Non-compete clause and the necessity of a written agreement
Court: Netherlands Supreme Court
Date: March 28th, 2008
LJN number: BC0384
Case: Under Article 7:653 of the Dutch Civil Code an employer and an employee may enter into a non-competition clause, whereby the latter is restricted in his right to work in a given way after the end of the contract. Such a clause is valid only if the employer has so agreed in writing with an adult employee. In the case at hand the employer had sent a letter containing new standard conditions of employment to the employee, with the request to accept the new conditions by means of signing and returning the letter (and not the new regulations). As in the previous version, the new regulations contained a non-competition clause. The employee wrote: "These are accepted by me", signed and returned the letter. Years later he decided to leave the company and started working for a competitor, after which proceedings were initiated. It was argued that Article 7:653 of the Dutch Civil Code serves to protect the employee against thoughtless acceptance and that therefore necessity of a written agreement should be construed as such that it is required that the employee signs a document that must specifically deal with non-competition. A general referral to a certain document does not suffice, in this interpretation of the law.

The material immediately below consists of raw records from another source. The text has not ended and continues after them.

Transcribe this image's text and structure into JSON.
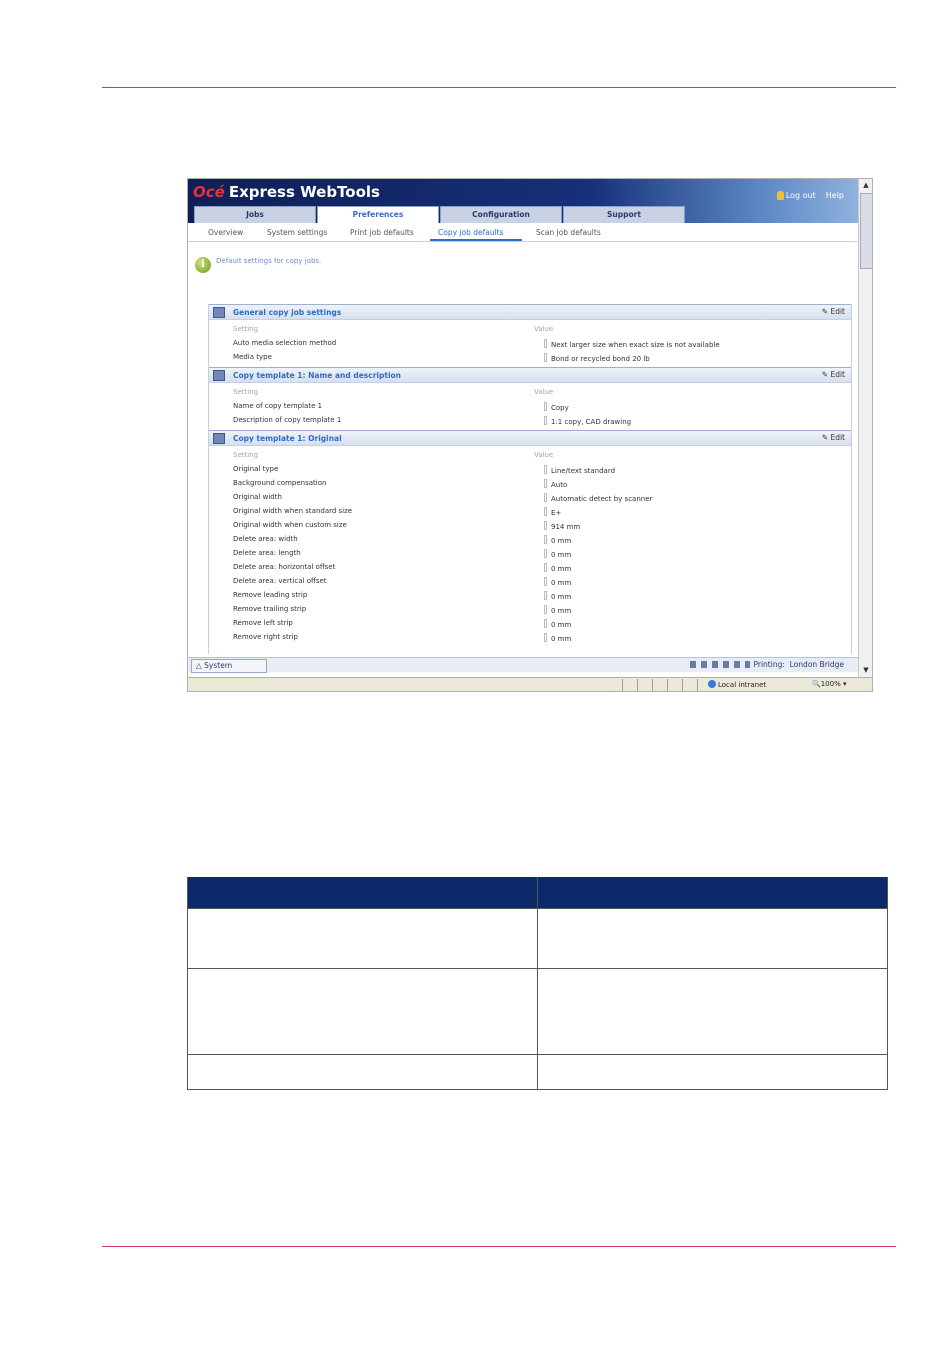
{
  "app": {
    "brand_logo": "Océ",
    "brand_title": "Express WebTools",
    "logout_label": "Log out",
    "help_label": "Help"
  },
  "tabs": [
    {
      "label": "Jobs"
    },
    {
      "label": "Preferences"
    },
    {
      "label": "Configuration"
    },
    {
      "label": "Support"
    }
  ],
  "subtabs": [
    {
      "label": "Overview"
    },
    {
      "label": "System settings"
    },
    {
      "label": "Print job defaults"
    },
    {
      "label": "Copy job defaults"
    },
    {
      "label": "Scan job defaults"
    }
  ],
  "info_text": "Default settings for copy jobs.",
  "edit_label": "Edit",
  "sections": [
    {
      "title": "General copy job settings",
      "header": {
        "setting": "Setting",
        "value": "Value"
      },
      "rows": [
        {
          "setting": "Auto media selection method",
          "value": "Next larger size when exact size is not available"
        },
        {
          "setting": "Media type",
          "value": "Bond or recycled bond 20 lb"
        }
      ]
    },
    {
      "title": "Copy template 1: Name and description",
      "header": {
        "setting": "Setting",
        "value": "Value"
      },
      "rows": [
        {
          "setting": "Name of copy template 1",
          "value": "Copy"
        },
        {
          "setting": "Description of copy template 1",
          "value": "1:1 copy, CAD drawing"
        }
      ]
    },
    {
      "title": "Copy template 1: Original",
      "header": {
        "setting": "Setting",
        "value": "Value"
      },
      "rows": [
        {
          "setting": "Original type",
          "value": "Line/text standard"
        },
        {
          "setting": "Background compensation",
          "value": "Auto"
        },
        {
          "setting": "Original width",
          "value": "Automatic detect by scanner"
        },
        {
          "setting": "Original width when standard size",
          "value": "E+"
        },
        {
          "setting": "Original width when custom size",
          "value": "914 mm"
        },
        {
          "setting": "Delete area: width",
          "value": "0 mm"
        },
        {
          "setting": "Delete area: length",
          "value": "0 mm"
        },
        {
          "setting": "Delete area: horizontal offset",
          "value": "0 mm"
        },
        {
          "setting": "Delete area: vertical offset",
          "value": "0 mm"
        },
        {
          "setting": "Remove leading strip",
          "value": "0 mm"
        },
        {
          "setting": "Remove trailing strip",
          "value": "0 mm"
        },
        {
          "setting": "Remove left strip",
          "value": "0 mm"
        },
        {
          "setting": "Remove right strip",
          "value": "0 mm"
        }
      ]
    }
  ],
  "status": {
    "system_tab": "System",
    "printing_label": "Printing:",
    "printer_name": "London Bridge"
  },
  "browser": {
    "zone": "Local intranet",
    "zoom": "100%"
  },
  "colors": {
    "rule": "#d6336c",
    "table_header": "#0c2a6a",
    "link_blue": "#2f6cc8"
  }
}
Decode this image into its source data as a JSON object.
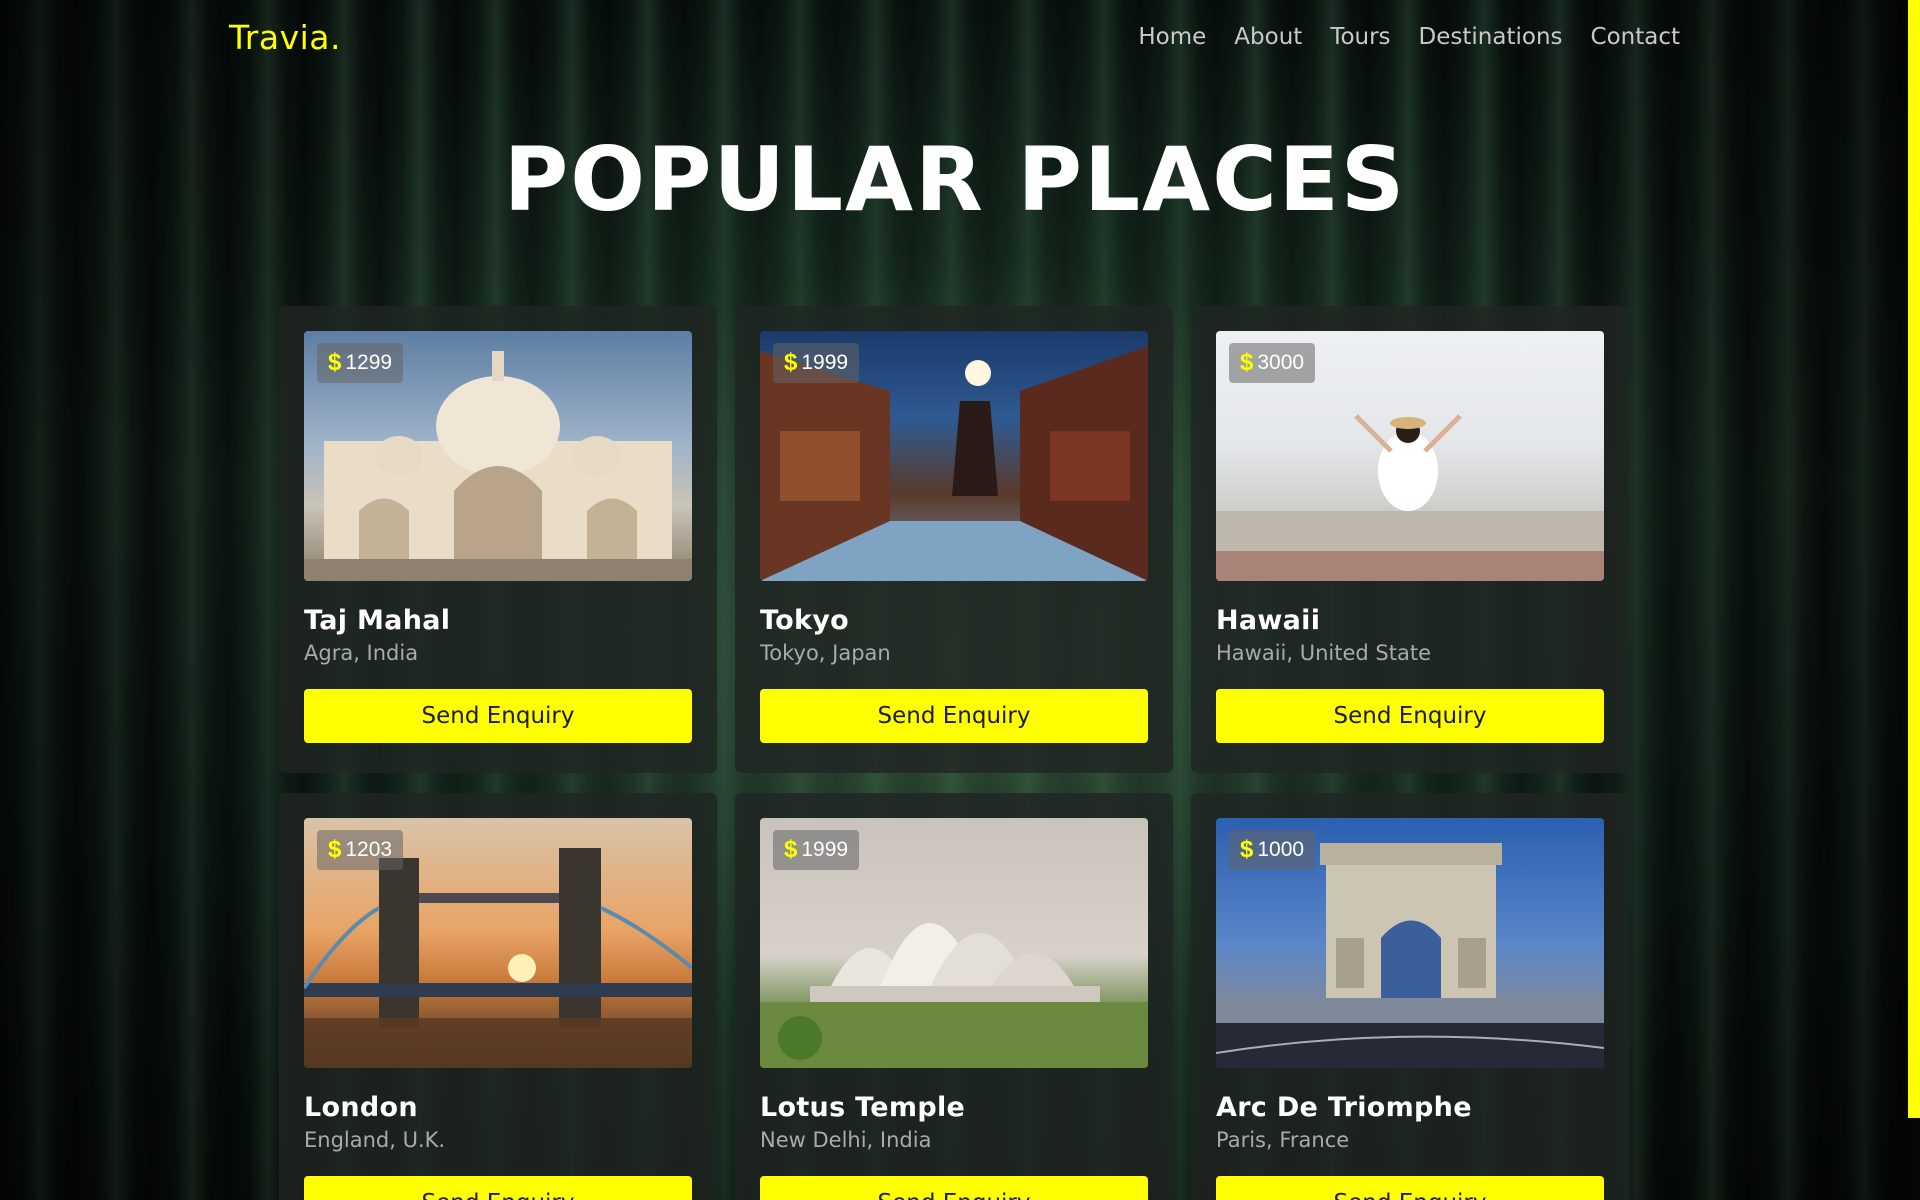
{
  "header": {
    "logo": "Travia.",
    "nav": [
      "Home",
      "About",
      "Tours",
      "Destinations",
      "Contact"
    ]
  },
  "page_title": "POPULAR PLACES",
  "currency_symbol": "$",
  "button_label": "Send Enquiry",
  "places": [
    {
      "name": "Taj Mahal",
      "location": "Agra, India",
      "price": "1299",
      "image": "taj-mahal-photo"
    },
    {
      "name": "Tokyo",
      "location": "Tokyo, Japan",
      "price": "1999",
      "image": "tokyo-street-photo"
    },
    {
      "name": "Hawaii",
      "location": "Hawaii, United State",
      "price": "3000",
      "image": "hawaii-beach-photo"
    },
    {
      "name": "London",
      "location": "England, U.K.",
      "price": "1203",
      "image": "tower-bridge-photo"
    },
    {
      "name": "Lotus Temple",
      "location": "New Delhi, India",
      "price": "1999",
      "image": "lotus-temple-photo"
    },
    {
      "name": "Arc De Triomphe",
      "location": "Paris, France",
      "price": "1000",
      "image": "arc-de-triomphe-photo"
    }
  ],
  "colors": {
    "accent": "#ffff00",
    "card_bg": "#202622",
    "text_primary": "#ffffff",
    "text_secondary": "#a9aba9"
  }
}
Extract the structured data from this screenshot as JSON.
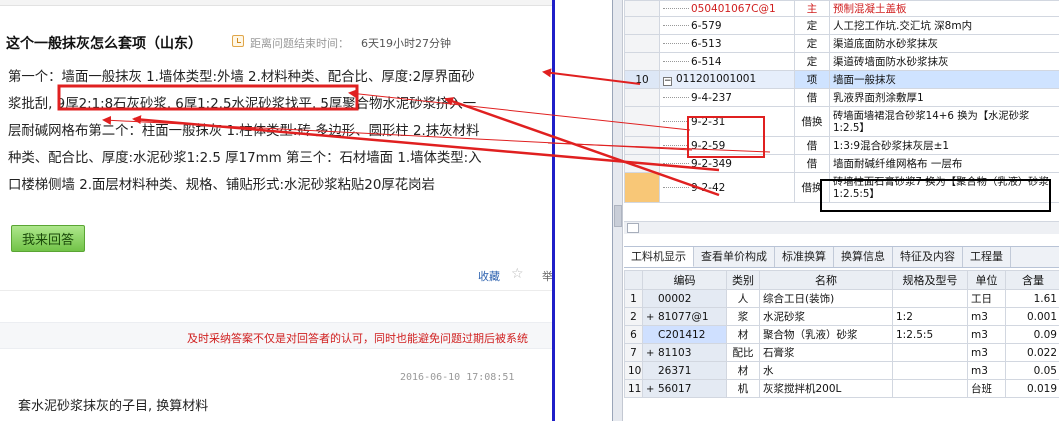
{
  "question": {
    "title": "这个一般抹灰怎么套项（山东）",
    "remain_label": "距离问题结束时间：",
    "remain_value": "6天19小时27分钟",
    "body_lines": [
      "第一个：墙面一般抹灰 1.墙体类型:外墙 2.材料种类、配合比、厚度:2厚界面砂",
      "浆批刮, 9厚2:1:8石灰砂浆, 6厚1:2.5水泥砂浆找平, 5厚聚合物水泥砂浆挤入一",
      "层耐碱网格布第二个：柱面一般抹灰 1.柱体类型:砖 多边形、圆形柱 2.抹灰材料",
      "种类、配合比、厚度:水泥砂浆1:2.5 厚17mm 第三个：石材墙面 1.墙体类型:入",
      "口楼梯侧墙 2.面层材料种类、规格、铺贴形式:水泥砂浆粘贴20厚花岗岩"
    ],
    "answer_button": "我来回答",
    "favorite": "收藏",
    "favorite_extra": "举"
  },
  "notice": "及时采纳答案不仅是对回答者的认可，同时也能避免问题过期后被系统",
  "answer": {
    "time": "2016-06-10 17:08:51",
    "text": "套水泥砂浆抹灰的子目, 换算材料"
  },
  "upper_rows": [
    {
      "no": "",
      "code": "050401067C@1",
      "type": "主",
      "name": "预制混凝土盖板",
      "style": "red"
    },
    {
      "no": "",
      "code": "6-579",
      "type": "定",
      "name": "人工挖工作坑.交汇坑 深8m内",
      "style": ""
    },
    {
      "no": "",
      "code": "6-513",
      "type": "定",
      "name": "渠道底面防水砂浆抹灰",
      "style": ""
    },
    {
      "no": "",
      "code": "6-514",
      "type": "定",
      "name": "渠道砖墙面防水砂浆抹灰",
      "style": ""
    },
    {
      "no": "10",
      "code": "011201001001",
      "type": "项",
      "name": "墙面一般抹灰",
      "style": "sel"
    },
    {
      "no": "",
      "code": "9-4-237",
      "type": "借",
      "name": "乳液界面剂涂敷厚1",
      "style": ""
    },
    {
      "no": "",
      "code": "9-2-31",
      "type": "借换",
      "name": "砖墙面墙裙混合砂浆14+6  换为【水泥砂浆1:2.5】",
      "style": "tall"
    },
    {
      "no": "",
      "code": "9-2-59",
      "type": "借",
      "name": "1:3:9混合砂浆抹灰层±1",
      "style": ""
    },
    {
      "no": "",
      "code": "9-2-349",
      "type": "借",
      "name": "墙面耐碱纤维网格布 一层布",
      "style": ""
    },
    {
      "no": "",
      "code": "9-2-42",
      "type": "借换",
      "name": "砖墙柱面石膏砂浆7  换为【聚合物（乳液）砂浆1:2.5:5】",
      "style": "tall orange"
    }
  ],
  "tabs": [
    "工料机显示",
    "查看单价构成",
    "标准换算",
    "换算信息",
    "特征及内容",
    "工程量"
  ],
  "lower_header": [
    "",
    "编码",
    "类别",
    "名称",
    "规格及型号",
    "单位",
    "含量"
  ],
  "lower_rows": [
    {
      "no": "1",
      "exp": "",
      "code": "00002",
      "cat": "人",
      "name": "综合工日(装饰)",
      "spec": "",
      "unit": "工日",
      "qty": "1.61"
    },
    {
      "no": "2",
      "exp": "+",
      "code": "81077@1",
      "cat": "浆",
      "name": "水泥砂浆",
      "spec": "1:2",
      "unit": "m3",
      "qty": "0.001"
    },
    {
      "no": "6",
      "exp": "",
      "code": "C201412",
      "cat": "材",
      "name": "聚合物（乳液）砂浆",
      "spec": "1:2.5:5",
      "unit": "m3",
      "qty": "0.09"
    },
    {
      "no": "7",
      "exp": "+",
      "code": "81103",
      "cat": "配比",
      "name": "石膏浆",
      "spec": "",
      "unit": "m3",
      "qty": "0.022"
    },
    {
      "no": "10",
      "exp": "",
      "code": "26371",
      "cat": "材",
      "name": "水",
      "spec": "",
      "unit": "m3",
      "qty": "0.05"
    },
    {
      "no": "11",
      "exp": "+",
      "code": "56017",
      "cat": "机",
      "name": "灰浆搅拌机200L",
      "spec": "",
      "unit": "台班",
      "qty": "0.019"
    }
  ],
  "colors": {
    "annotation": "#e02020",
    "divider": "#1f1fc8",
    "selected_row": "#cfe3ff",
    "orange_cell": "#f8c777",
    "button_green": "#72c348"
  }
}
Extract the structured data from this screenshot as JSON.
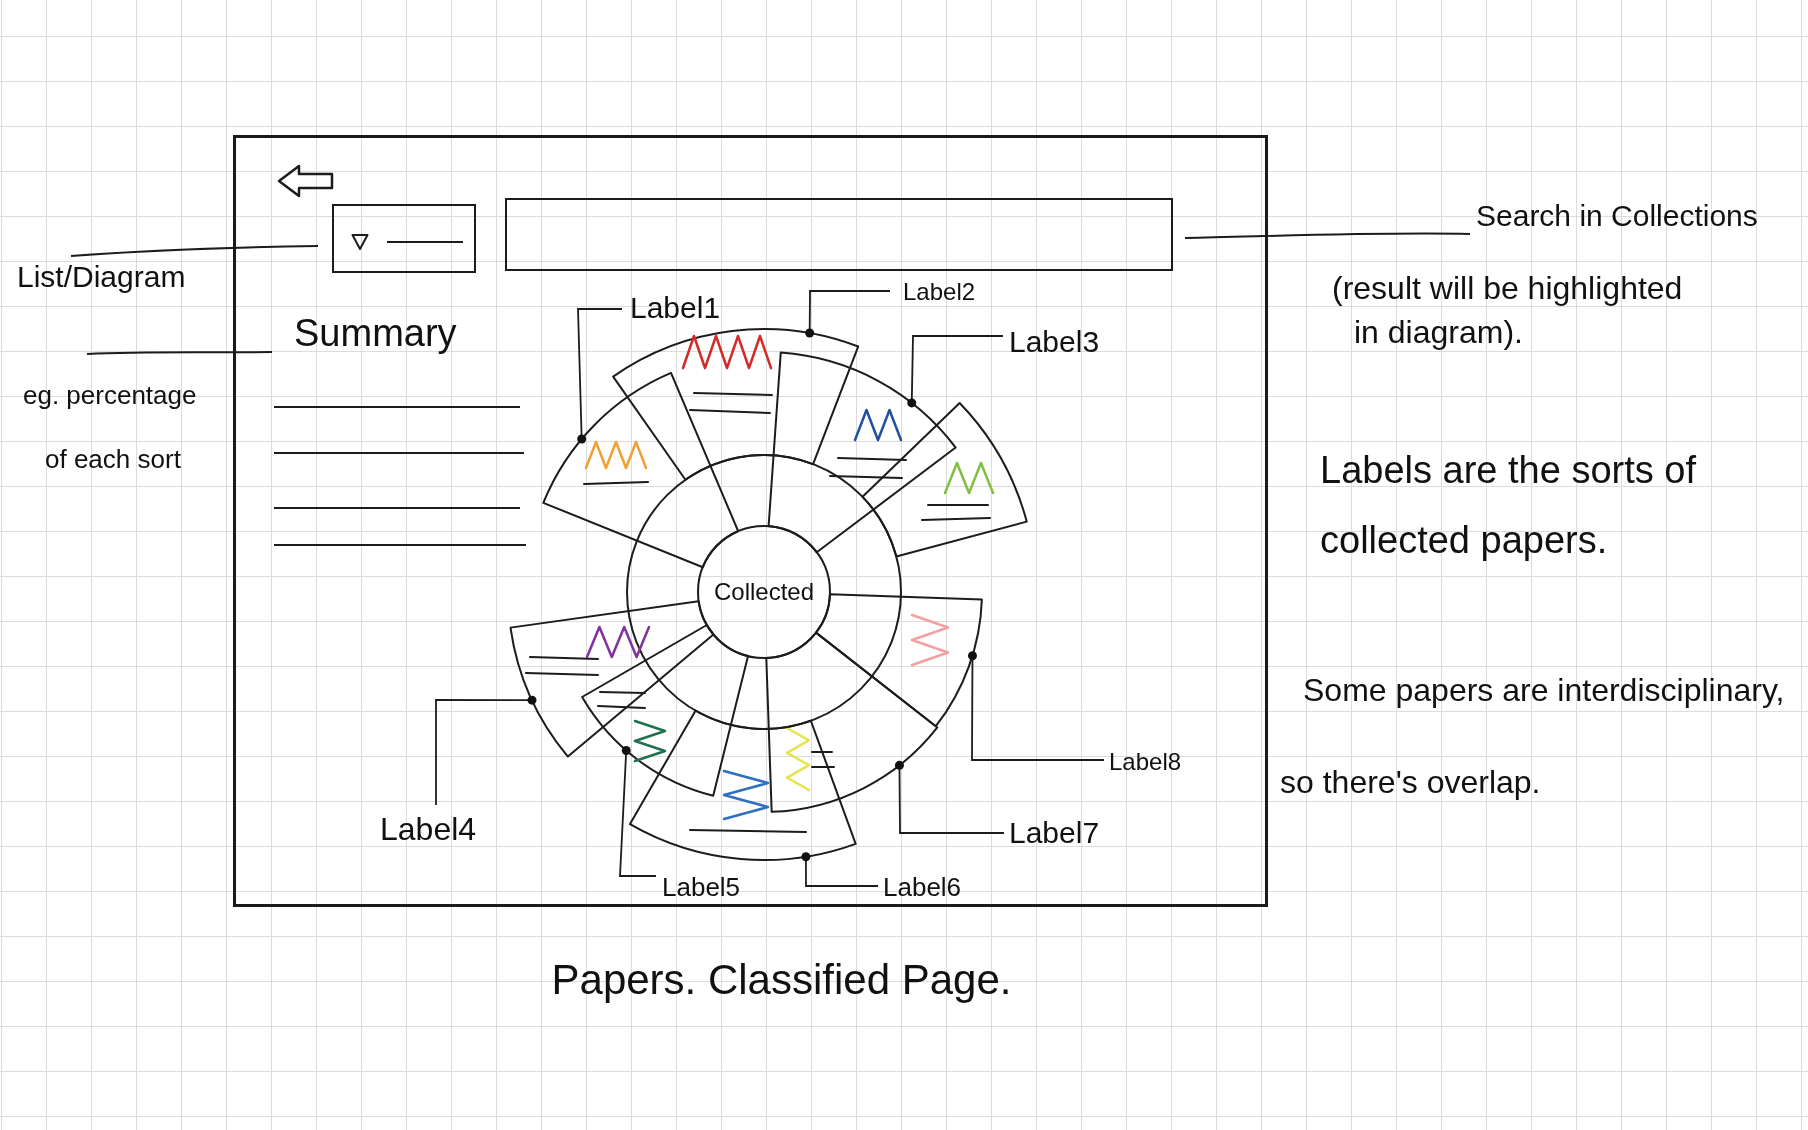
{
  "notes_left": [
    "List/Diagram",
    "eg. percentage of each sort"
  ],
  "screen": {
    "summary": {
      "title": "Summary"
    },
    "diagram": {
      "center_label": "Collected",
      "segments": [
        {
          "label": "Label1",
          "color": "#f0a030"
        },
        {
          "label": "Label2",
          "color": "#d42a2a"
        },
        {
          "label": "Label3",
          "color": "#2050a0"
        },
        {
          "color": "#80c040"
        },
        {
          "label": "Label8",
          "color": "#f4a0a0"
        },
        {
          "label": "Label7",
          "color": "#e8e450"
        },
        {
          "label": "Label6",
          "color": "#3070c0"
        },
        {
          "label": "Label5",
          "color": "#207050"
        },
        {
          "label": "Label4",
          "color": "#8030a0"
        }
      ]
    }
  },
  "notes_right": [
    "Search in Collections",
    "(result will be highlighted in diagram).",
    "Labels are the sorts of collected papers.",
    "Some papers are interdisciplinary, so there's overlap."
  ],
  "caption": "Papers. Classified Page."
}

Held: The employer has an obligation to make the written non-competition clause avavailable to the employee and it is a formal requirement that the employee accepts to be bound in writing, but it is not necessary that his written acceptance is placed on the document that contains the clause itself. The Netherlands Supreme Court further clarifies that a general acceptance of a document is sufficient and that it is not necessary that the employee specifically refers to the non-competition clause in his acceptance, unless the document did not accompany the invitation letter, in which case a specific acceptance is required. Follows a dismissal of the appeal of the employee.